History of the Restoration of the Marie Zimmermann House
In the late Fall of 1997, a group from the Milford, PA area came together around a common goal of restoring the Marie Zimmermann House in the nearby National Recreation Area (Delaware Water Gap - DEWA), which spans both sides of the Delaware River between Shawnee-on-Delaware and Milford.
The house sits on a plateau over the river and under the Pocono escarpment about 5.75 miles south of Milford in Delaware Township, off US Route 209 with two gated access roads.
It is a magnificent structure (considered Dutch Colonial Revival with Breton touches) sheathed in native block stone and New England slate, and was designed from all biographical indications by Marie and John Zimmermann, her father, between 1910 and 1912. It was completed in 1912.

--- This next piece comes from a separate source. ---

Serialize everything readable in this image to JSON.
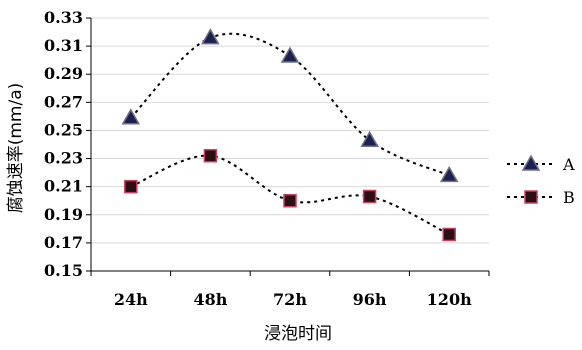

In 1997 it had been boarded up for protection by the park for about 25 years, had suffered some vandaliztion, and had significant deterioration on the interior.
Friends of Marie Zimmermann was formed and held two public meetings with community leaders and NPS present, at which it was explained that Friends and the park would petition the US Congress for $1 Milion to restore this worthy structure, once belonging to this eminent individual in American Decorative Arts, for eventual designation as a National Historic Landmark.
Our petition was successful thanks to PA Congressman Joe McDade, at the time No. 2 on the Appropriations Committee, and the resulting monies were managed by the park over the next 8 years to repair the slate roof, remove the asbestos, remill all doors and windows, and install a whole house geothermal heating and cooling system.
In 2010, the original monies exhausted by the expense of the geothermal, Friends arranged with the Marie and John Zimmermann Fund (the family-run Trust which Marie had left in her will for the medical education of young women; Marie died in 1972 at the age of 93) to fund over 3 years the restoration of the interior.
The pictures here are a complete representation of that work, accomplished in great part by the dedicated workmanship of Glenn Sophie of Milford.